Is Right to Information a threat to Right to Life?

I was born in a free country, a country where I was guaranteed the freedom of speech and expression, where I could question any political agenda and where I could rely on a free and objective media. Unfortunately, there are certain individuals who are aiming to take these rights way from me. No, the constitution is not being amended. But the close nexus between mafia, politicians and corrupt officials is ensuring that anyone who seeks to gather information against them is killed.

When the government passed a significant legislation Right to Information Act in year 2005, it assured that the Act would promote transparency and accountability in the working of every public authority. But no one ever imagined that it could become a constant threat to life for those who choose to voicing out their concerns. The objective of the Act was to ensure to “furnish certain information to the citizens who desire to have it.” However it provided no provisions for protection of those who desired to seek this disclosure. A number of public-spirited individuals filed applications under the Act.

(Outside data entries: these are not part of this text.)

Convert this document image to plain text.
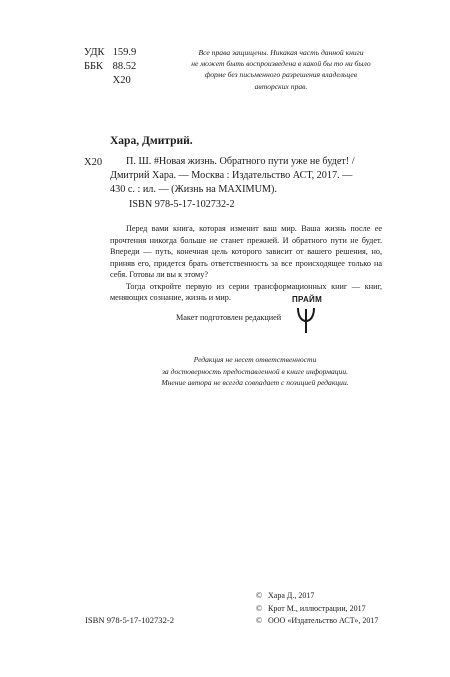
УДК 159.9
ББК 88.52
Х20
Все права защищены. Никакая часть данной книги
не может быть воспроизведена в какой бы то ни было
форме без письменного разрешения владельцев
авторских прав.
Хара, Дмитрий.
Х20	П. Ш. #Новая жизнь. Обратного пути уже не будет! /
Дмитрий Хара. — Москва : Издательство АСТ, 2017. —
430 с. : ил. — (Жизнь на MAXIMUM).
ISBN 978-5-17-102732-2

Перед вами книга, которая изменит ваш мир. Ваша жизнь после ее прочтения никогда больше не станет прежней. И обратного пути не будет. Впереди — путь, конечная цель которого зависит от вашего решения, но, приняв его, придется брать ответственность за все происходящее только на себя. Готовы ли вы к этому?

Тогда откройте первую из серии трансформационных книг — книг, меняющих сознание, жизнь и мир.

Макет подготовлен редакцией
ПРАЙМ
Редакция не несет ответственности
за достоверность предоставленной в книге информации.
Мнение автора не всегда совпадает с позицией редакции.
© Хара Д., 2017
© Крот М., иллюстрации, 2017
© ООО «Издательство АСТ», 2017
ISBN 978-5-17-102732-2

The information could have proved vital in exposing a number of political scams in the country. Resultantly, these activists were socially boycotted, harrassed, threatened, tortured, implicated in false cases or killed.

Ones who lost their lives

1. RTI activist Shehla Masood shot dead near her residence on 16 August 2011 in Bhopal.

2. Uttar Pradesh Police Homeguard Mr. Babbu Singh was allegedly killed while he was seeking information regarding government funds in his village.

3. Amit Jethwa who attempted to expose the illegal mining activities in Gir forest was shot dead by two assiliants on motorbike in July 2010.

4. Another RTI activist Shashidhar Mishra was killed for exposing several scams in welfare schemes in Bihar.

According to the Asian Centre of Human rights, there were around eight other RTI activists who have been murdered since 2010.

Police Protection

The RTI Act doesn’t include any provisions for protection. However police protection can be obtained under the provisions of Police Act, IPC and Crpc. Presently, the person who wants to seek protection must submit an application for the same to the police. In case the police fail to provide the same, the aggrieved party may approach the High Court under Section 482 of the Criminal Procedure Code and Article 226 of the Constitution. The court can issue a writ of mandamus directing the police authorities to give protection to the person if it is satisfied that:

1. there is a threat to this person and

2. the authorities have failed to perform their duties

The Public Interest Disclosure and Protection of Persons Making the Disclosures Bill, 2010

Commonly known as the Whistleblower’s Bill seeks to protect persons who file complaints relating to disclosure on any allegation of corruption, willful misuse of power or discretion against any public servant. Clauses Related to Protection of Complainants • Any public servant or any other person including a non-governmental organization may make such a disclosure to the Central or State Vigilance Commission.

• The identity of the complainant must be contained in the complaint. It specifically bars inclusion of anonymous complaints.

• The identity of the complainant shall not be disclosed by the Vigilance Commission except to the head of the department if he deems it necessary. Any person who has disclosed the identity of the complainant either negligently or due to mala fide reasons can be imposed a penality of 3 years and fine upto Rs. 50,000.

• Unlike other countries such as US, UK, and Canada the bill does not define victimisation. There is no penalty against the public servant who victimizes the complainant. Moreover the bill has no provision stating the burden of proof lies on which party on issues relating to victimization.

• The Vigilance Commission may give directions to a concerned public servant or authority to protect a complainant or witness either on an application by the complainant or suo moto.

• If the Commission is satisfied that the complainant needs protection it shall issue directions to the concerned government authorities for the same.


The police have been hesitant in providing protection to these activists. Unfortunately our police is influenced and controlled by money and political power. Shockingly, there have been instances where police officers have deliberately harassed or framed false charges against RTI activists. As stated above, if the police fail to take any action the recourse is through the court but even the protection provided under CRPC has a very limited scope.

Moreover, the RTI application form requires the applicant to provide their permanent address, photo identification and father/spouse names .The availability of these details makes the applicant susceptible to attacks. An amendment should be made in the RTI act itself to provide protection to applicants. The Whistleblower Bill doesn’t entirely protect the interests of the activists either. The bill bars all complaints against police and armed forces. To seek ‘disclosure’ the complainant is required to demonstrate loss to the government or gain to the public servant as a result of the act in question. The bill should specifically deal with private whistleblowers i.e. the RTI activists.

The civil society should take up the matter on a large scale. The parliament has been reluctant to address the issue. The public authorities should be asked to make pro-active disclosures. Cases relating to the death of RTI activists should be heard in fast track courts.

The murders of RTI activists shake my faith in the notion of democracy. If the situation continues we would soon be governed by those who possess gun power.